Of course, Tory cuts have hit the NHS hard in general. But mental health services are being squeezed disproportionately .
Wallace points to ways in which these unexpected deaths could have been prevented. Steps could have been taken to prevent seriously ill people leaving hospital. Community teams could have responded earlier and spent more time with patients. And ‘red alert’ warnings (the concerns of family and friends) should have been taken more seriously.
There are too few beds. And there’s a workforce crisis. But we can also see that mental health patients are not having their needs met. This too could be due to a lack of funding, since proper mental health training is clearly lacking. Red alerts should always be taken seriously.
Fiona Haughey, director of nursing and quality at Dorset HealthCare, says we should consider another reason for these shocking figures. She said:
we believe this figure partly reflects changes to the way deaths are recorded and investigated.
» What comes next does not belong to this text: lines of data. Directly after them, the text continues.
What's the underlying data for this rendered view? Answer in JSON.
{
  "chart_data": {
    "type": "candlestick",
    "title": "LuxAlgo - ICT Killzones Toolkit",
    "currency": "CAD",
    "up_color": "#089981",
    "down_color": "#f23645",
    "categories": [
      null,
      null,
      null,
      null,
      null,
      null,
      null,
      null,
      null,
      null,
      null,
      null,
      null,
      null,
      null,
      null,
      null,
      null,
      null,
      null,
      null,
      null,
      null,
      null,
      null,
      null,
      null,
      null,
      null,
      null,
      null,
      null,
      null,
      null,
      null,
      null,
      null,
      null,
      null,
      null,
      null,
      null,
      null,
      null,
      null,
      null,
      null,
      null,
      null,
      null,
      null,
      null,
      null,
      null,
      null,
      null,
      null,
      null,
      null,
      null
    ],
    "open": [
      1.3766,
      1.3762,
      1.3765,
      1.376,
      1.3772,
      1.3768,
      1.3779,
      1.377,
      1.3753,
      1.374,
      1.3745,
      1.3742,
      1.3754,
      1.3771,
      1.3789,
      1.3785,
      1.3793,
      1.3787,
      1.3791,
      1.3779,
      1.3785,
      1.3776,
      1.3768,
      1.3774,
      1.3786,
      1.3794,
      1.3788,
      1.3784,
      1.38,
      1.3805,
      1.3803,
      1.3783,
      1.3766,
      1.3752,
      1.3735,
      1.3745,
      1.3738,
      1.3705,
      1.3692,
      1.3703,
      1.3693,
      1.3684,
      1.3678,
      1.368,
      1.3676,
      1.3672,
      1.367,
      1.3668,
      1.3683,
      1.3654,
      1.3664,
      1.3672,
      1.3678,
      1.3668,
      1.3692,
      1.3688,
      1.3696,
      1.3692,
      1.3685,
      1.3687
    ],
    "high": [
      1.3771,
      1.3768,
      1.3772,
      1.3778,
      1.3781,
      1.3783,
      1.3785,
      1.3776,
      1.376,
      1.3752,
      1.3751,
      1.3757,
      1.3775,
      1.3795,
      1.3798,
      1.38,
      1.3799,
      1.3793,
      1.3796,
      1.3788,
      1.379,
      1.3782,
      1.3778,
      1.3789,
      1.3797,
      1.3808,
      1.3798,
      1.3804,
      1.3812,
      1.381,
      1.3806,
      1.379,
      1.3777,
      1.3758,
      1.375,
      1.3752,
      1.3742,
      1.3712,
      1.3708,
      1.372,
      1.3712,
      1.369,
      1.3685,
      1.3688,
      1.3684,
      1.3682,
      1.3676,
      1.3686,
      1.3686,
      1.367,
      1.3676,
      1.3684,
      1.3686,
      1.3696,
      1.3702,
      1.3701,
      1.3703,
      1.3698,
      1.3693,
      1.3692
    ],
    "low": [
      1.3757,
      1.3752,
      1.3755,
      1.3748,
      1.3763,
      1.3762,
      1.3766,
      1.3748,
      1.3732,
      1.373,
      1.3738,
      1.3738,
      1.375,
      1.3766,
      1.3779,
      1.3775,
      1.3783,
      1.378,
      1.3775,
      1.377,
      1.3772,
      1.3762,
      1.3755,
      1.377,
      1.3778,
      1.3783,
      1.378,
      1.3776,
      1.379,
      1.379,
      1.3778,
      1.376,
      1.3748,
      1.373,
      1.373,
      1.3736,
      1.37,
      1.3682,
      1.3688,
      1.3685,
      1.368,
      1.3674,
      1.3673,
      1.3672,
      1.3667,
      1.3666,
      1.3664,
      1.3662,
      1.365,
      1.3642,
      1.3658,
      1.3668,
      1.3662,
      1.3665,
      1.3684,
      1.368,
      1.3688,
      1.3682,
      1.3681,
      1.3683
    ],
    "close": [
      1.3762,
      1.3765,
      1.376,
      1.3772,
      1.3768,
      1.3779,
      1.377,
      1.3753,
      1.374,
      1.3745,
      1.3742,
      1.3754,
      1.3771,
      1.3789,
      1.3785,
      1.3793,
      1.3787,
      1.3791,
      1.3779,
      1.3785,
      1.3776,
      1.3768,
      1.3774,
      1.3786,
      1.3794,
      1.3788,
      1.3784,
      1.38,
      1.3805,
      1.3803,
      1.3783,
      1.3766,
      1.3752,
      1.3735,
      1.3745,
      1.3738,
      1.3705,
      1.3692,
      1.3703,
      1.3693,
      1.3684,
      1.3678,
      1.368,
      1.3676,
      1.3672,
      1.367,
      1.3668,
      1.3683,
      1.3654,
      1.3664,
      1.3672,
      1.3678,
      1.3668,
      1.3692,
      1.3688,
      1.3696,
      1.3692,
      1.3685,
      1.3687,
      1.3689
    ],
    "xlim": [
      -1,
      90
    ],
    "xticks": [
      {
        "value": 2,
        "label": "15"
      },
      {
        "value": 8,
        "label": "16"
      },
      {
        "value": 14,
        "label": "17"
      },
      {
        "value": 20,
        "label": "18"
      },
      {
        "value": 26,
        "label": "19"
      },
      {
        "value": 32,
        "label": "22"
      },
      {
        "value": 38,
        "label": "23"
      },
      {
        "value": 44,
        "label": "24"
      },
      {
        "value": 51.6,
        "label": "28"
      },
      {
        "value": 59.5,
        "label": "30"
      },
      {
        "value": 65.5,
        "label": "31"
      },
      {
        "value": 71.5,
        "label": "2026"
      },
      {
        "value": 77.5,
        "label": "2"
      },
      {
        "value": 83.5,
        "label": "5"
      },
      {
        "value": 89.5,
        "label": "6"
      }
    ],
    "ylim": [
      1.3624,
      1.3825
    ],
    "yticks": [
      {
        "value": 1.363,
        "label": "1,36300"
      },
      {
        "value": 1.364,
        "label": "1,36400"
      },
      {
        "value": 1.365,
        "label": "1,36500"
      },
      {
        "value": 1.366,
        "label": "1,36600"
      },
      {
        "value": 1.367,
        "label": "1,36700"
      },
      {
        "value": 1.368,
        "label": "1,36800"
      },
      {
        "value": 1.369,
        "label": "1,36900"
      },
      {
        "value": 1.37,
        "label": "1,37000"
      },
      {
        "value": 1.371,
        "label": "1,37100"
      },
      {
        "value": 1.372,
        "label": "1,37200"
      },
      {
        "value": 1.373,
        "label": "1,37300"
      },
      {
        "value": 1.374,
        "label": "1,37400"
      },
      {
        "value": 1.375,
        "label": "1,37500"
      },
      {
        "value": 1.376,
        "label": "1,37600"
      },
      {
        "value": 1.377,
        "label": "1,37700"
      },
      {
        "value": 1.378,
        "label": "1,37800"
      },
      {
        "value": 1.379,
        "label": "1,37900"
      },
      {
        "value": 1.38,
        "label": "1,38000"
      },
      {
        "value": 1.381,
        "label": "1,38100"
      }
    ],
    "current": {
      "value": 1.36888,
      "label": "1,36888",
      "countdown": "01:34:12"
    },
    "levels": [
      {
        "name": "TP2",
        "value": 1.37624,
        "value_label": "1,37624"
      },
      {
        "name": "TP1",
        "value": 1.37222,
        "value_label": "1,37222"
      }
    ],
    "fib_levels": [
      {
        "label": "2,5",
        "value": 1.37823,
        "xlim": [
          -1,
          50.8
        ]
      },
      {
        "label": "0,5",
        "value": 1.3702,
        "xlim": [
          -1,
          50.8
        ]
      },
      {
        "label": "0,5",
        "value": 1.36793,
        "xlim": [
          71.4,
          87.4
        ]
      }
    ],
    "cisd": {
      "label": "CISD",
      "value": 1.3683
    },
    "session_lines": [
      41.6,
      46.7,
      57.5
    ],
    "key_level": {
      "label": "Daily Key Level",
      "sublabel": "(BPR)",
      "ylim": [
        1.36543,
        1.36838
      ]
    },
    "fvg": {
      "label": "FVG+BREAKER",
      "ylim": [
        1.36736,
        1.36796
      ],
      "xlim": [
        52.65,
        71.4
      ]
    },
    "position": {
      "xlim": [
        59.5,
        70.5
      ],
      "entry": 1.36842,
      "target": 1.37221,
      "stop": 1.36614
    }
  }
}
But is the same figure presented by the BBC Panorama programme also due to the way deaths are recorded? This widespread trend would suggest that another driving factor is at play: austerity measures. This government has broken its promise on ‘parity of esteem’: mental health being given equal priority to physical health. This suggests a government that simply does not care about mental health; that believes mental health patients do not deserve the same level of care as other patients. Once again, we can see how vulnerable and marginalised citizens are being left behind by this government.